Se o público assistir ao filme, focado na personagem principal, ele verá um filme sobre transição da adolescência para a vida adulta. Verá também outras descobertas como paixões, decepções, anseios e mais o que couber no corpo/mente de uma garota tão jovem. Recomendo então, que o exercício ao ver o filme seja outro, o de observar o todo envolvido nessa mudança. Digo isso, pois há momentos que Lady Bird parece não existir. Quem me dera ter toda aquela auto-afirmação aos 17! Há também os que podem a achar antipática. Algumas necessidades dela, são fúteis o bastante para emitirem essa sensação.
Porém, nada disso é condenável se considerarmos o todo. Esse filme aborda um ano na vida da jovem, que está passando pela transição da adolescência para a vida adulta. Nesse momento o que sabemos é que somos grandes demais para certas atitudes e imaturos demais para outras. É um período marcado por inconstâncias e dúvidas que estão além da compreensão de que se encontra fora daquele corpo em uma constante turbulência. Entretando, mesmo com o foco na protagonista, o desenvolver da história mostra também como as pessoas ao redor da garota são afetadas por suas posturas.
O filme conecta quem o vê com a mãe (Laurie Metcalf), que trabalha arduamente para dar conforto aos filhos; o pai (Tracy Letts), lidando com suas crises profissionais e pessoais; o irmão e a cunhada (Jordan Rodrigues e Marielle Scott); amigas de escola, amores e vizinhança.
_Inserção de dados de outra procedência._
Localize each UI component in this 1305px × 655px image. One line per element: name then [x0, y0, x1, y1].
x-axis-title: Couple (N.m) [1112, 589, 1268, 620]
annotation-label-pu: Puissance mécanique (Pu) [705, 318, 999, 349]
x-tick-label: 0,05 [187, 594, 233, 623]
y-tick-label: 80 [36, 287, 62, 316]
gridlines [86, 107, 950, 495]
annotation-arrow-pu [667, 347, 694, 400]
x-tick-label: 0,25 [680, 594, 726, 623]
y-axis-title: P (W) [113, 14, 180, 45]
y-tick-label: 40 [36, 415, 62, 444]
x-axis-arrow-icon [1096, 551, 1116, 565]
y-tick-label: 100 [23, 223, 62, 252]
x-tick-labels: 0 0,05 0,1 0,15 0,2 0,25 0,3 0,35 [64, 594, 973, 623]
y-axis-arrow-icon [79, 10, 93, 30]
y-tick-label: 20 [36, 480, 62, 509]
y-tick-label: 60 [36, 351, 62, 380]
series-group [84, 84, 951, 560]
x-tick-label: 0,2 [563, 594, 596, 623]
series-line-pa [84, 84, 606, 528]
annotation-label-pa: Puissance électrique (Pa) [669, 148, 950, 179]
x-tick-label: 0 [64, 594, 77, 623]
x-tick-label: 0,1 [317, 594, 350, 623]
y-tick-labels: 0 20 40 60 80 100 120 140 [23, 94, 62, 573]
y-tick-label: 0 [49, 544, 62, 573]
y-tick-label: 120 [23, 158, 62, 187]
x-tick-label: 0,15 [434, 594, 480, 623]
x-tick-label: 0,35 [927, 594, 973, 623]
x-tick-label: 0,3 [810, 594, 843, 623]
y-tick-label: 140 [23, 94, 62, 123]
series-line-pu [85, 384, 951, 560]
É um filme sobre pessoas comuns, que você pode encontrar a qualquer momento, em sua rotina cotidiana. Pessoas com as quais você se identifica ou não. Mas uma coisa é perceptível, independente da identificação com as personas na tela, é um filme sobre conflitos femininos.
Mesmo presentes, as personagens masculinas, são coadjuvantes do que é vivido por aquelas mulheres. Na relação entre os pais de Lady Bird, isso é fácil de ser visualizado, quando percebemos que a mãe é a cabeça da família, cuidando de todos, inclusive financeiramente. O fato dela assumir esse lugar, comumente dito ser dos homens em um relacionamento a dois, demonstra que o filme está disposto a quebrar os rótulos existentes ao denominar as mulheres.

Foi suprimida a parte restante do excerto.